The Alice Cooper Group

Mascara & Monsters

I humbly submit that the original Alice Cooper group were one of the tightest, raunchiest and brilliantly inventive garage bands of the early seventies. Well, for 4 albums anyway, and even his first solo album (Welcome To My Nightmare) and his foray into the ‘new wave’ (Flush The Fashion) are deserving of a critical re-evaluation. Lumped in (and rightfully so, in most respects) with other Detroit acts of the time such as the Stooges and MC5, The Alice Cooper Band were more tuneful than Iggy and his ilk, always a little more aware of the pop side of scary rock and roll. But when you hear people talk about Alice Cooper it’s never in the same hushed and reverent tones they use to discuss those other two bands and their discography; with Alice, any discussion regarding his place in the R & R hierarchy is usually accompanied by snickers of disdain. The fact that he now shares a golf cart with Republican goofballs doesn’t help either. And that’s a shame, because if you re-listen to the following four albums I think you may agree that this band was a fine one indeed.

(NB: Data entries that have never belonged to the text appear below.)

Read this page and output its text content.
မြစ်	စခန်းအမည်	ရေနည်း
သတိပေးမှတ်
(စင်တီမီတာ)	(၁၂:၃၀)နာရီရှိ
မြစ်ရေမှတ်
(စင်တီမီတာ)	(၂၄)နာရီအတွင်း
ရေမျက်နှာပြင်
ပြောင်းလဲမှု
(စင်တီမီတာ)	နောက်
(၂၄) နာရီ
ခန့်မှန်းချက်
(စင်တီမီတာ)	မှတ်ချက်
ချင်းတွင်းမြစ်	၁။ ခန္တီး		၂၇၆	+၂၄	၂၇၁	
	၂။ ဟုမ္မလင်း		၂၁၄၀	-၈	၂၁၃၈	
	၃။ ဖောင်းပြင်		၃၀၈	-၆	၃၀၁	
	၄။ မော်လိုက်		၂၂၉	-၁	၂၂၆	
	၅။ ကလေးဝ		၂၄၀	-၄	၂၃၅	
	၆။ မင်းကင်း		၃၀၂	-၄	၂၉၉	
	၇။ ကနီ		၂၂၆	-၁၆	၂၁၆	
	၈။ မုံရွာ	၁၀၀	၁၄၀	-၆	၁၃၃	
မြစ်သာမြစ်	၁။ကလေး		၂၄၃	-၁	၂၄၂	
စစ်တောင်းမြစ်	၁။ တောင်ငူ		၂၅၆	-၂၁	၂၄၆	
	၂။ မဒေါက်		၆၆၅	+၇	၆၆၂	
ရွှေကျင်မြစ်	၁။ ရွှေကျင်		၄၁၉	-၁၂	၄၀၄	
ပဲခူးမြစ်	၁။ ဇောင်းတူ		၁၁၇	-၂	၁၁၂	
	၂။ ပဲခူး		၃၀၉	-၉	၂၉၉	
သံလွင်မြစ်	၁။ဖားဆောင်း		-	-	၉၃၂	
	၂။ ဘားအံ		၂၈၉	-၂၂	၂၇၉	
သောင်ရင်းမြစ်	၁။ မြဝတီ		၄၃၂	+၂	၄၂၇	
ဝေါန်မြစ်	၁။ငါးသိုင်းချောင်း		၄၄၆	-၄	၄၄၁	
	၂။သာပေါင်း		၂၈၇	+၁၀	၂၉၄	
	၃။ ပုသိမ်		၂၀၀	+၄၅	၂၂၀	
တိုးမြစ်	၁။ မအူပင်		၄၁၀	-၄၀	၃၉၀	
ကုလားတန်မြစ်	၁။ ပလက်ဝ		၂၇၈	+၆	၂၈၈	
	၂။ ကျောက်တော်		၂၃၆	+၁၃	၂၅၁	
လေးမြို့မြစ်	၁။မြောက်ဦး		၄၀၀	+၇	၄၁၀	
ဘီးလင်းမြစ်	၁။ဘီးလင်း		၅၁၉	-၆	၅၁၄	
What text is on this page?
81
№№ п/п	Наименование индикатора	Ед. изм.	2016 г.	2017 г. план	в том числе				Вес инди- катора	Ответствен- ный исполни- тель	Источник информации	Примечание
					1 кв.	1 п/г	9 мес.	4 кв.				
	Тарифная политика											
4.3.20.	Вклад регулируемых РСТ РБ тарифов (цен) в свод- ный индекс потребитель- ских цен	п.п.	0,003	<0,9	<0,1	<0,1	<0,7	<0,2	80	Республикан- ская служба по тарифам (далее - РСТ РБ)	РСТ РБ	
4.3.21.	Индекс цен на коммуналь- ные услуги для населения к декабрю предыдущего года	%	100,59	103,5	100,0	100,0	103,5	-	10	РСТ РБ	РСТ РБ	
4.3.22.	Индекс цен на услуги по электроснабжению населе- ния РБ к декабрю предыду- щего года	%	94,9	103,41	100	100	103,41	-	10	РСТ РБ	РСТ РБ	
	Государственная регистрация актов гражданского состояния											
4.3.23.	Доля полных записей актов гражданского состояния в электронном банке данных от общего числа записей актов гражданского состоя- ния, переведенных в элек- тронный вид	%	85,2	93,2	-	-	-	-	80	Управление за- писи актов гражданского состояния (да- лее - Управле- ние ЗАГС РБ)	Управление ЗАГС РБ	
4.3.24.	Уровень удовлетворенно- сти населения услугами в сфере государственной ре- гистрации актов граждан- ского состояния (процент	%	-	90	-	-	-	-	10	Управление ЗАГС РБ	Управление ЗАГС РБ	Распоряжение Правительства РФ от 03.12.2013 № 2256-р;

Love It To Death –1971(read album review HERE)

Killer–1971 (read album review HERE)

School’s Out–1972 (read album review HERE)

Billion Dollar Babies–1973 (read album review HERE)

…and, according to the liner notes from the excellent Cooper compilation Mascara and Monsters… “Any act worth it’s weight in rock and roll theatrics, and in-your-face punk attitude owes more than just a passing nod of respect in the direction of this malignantly macabre culprit. Need proof? Just ask KISS, David Bowie, The New York Dolls, Nine Inch Nails, Iggy and the Stooges, Lou Reed, Parliament-Funkadelic, The Tubes, T-Rex, Elton John, Guns and Roses, Adam Ant, Prince, The Ramones, The Sex Pistols, Cheap Trick, Devo, The Rolling Stones (!), The Cramps, Rob Zombie” and many more.
AND, this last line’s for “Philbert the Cooper Skeptic“, even Bob Dylan who’s been known to dip into the eyeliner from time to time, said in a Rolling Stone cover story: “I think Alice Cooper is an overlooked songwriter.”